Jay Graham, FASLA, Graham Landscape Architecture, and long-time adviser to the TKF Foundation, said their efforts will show how "scientific research can lead to more successful sanctuaries." All the research -- which also includes a study by Roger Ulrich of a healing garden created by Brian Bainnson, ASLA, at Legacy Emanuel Hospital in Portland, and another of a healing pathway by Jack Sullivan, FASLA, University of Maryland at Walter Reed Army Medical Center in Washington, D.C. -- is due in 2018. Then, the TKF Foundation will promote these findings to the media, policymakers, and the broader public.

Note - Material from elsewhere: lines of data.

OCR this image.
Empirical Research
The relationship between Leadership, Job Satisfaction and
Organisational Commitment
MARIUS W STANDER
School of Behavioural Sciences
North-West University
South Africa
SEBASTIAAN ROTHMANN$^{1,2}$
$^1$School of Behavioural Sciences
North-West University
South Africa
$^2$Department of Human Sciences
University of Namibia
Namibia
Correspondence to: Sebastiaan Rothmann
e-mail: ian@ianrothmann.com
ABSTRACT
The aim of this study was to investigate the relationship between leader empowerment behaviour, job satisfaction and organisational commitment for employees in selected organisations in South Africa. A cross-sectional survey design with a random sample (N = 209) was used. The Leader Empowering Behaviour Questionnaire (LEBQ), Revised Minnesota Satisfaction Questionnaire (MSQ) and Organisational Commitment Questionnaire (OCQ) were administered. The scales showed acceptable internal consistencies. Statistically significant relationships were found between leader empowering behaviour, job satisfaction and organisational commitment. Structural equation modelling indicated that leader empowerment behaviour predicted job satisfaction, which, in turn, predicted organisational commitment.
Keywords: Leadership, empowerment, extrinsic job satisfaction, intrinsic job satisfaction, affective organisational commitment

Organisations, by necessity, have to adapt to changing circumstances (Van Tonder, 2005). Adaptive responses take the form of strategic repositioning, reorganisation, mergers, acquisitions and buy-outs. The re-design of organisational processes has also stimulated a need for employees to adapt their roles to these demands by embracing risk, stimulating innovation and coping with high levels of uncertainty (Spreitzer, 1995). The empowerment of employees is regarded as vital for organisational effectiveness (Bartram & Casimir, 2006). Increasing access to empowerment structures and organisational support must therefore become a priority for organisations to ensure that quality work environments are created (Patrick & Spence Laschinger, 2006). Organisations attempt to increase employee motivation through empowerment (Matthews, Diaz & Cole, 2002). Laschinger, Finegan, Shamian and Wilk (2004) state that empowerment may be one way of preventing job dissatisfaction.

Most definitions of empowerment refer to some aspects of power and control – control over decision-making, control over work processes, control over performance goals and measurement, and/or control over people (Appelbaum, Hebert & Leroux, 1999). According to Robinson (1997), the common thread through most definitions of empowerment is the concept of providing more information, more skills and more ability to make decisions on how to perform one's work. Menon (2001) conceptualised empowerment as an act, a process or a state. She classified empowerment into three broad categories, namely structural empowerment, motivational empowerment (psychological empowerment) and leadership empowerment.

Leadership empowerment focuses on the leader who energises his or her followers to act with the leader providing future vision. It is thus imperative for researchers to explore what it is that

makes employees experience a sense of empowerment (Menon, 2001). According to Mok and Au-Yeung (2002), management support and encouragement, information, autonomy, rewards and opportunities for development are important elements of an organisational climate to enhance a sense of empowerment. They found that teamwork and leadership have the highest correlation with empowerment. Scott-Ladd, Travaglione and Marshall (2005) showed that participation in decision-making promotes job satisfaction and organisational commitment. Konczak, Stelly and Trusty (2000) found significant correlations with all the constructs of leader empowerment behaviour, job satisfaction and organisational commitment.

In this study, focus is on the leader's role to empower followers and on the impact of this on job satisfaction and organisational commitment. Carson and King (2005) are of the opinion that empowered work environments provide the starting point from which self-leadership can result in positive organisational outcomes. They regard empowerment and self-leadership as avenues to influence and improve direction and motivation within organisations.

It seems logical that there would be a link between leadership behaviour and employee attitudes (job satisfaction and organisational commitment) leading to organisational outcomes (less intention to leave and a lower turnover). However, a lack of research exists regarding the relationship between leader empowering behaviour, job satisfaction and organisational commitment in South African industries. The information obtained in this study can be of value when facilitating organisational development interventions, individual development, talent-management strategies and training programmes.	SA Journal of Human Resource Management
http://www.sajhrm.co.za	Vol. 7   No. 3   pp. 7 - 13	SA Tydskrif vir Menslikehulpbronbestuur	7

As Graham explained, the TKF Foundation seeks to educate the public about why small urban green spaces are important, because according to their internal research, "the public doesn't comprehend the health benefits of nature." Landscape architects then play a leading role, given they "bring nature into cities, and create spaces that show people the transformational effects." The idea is if lots more of these evidence-based urban green spaces are created and the benefits of them are made clear through research, the public will demand even more of them.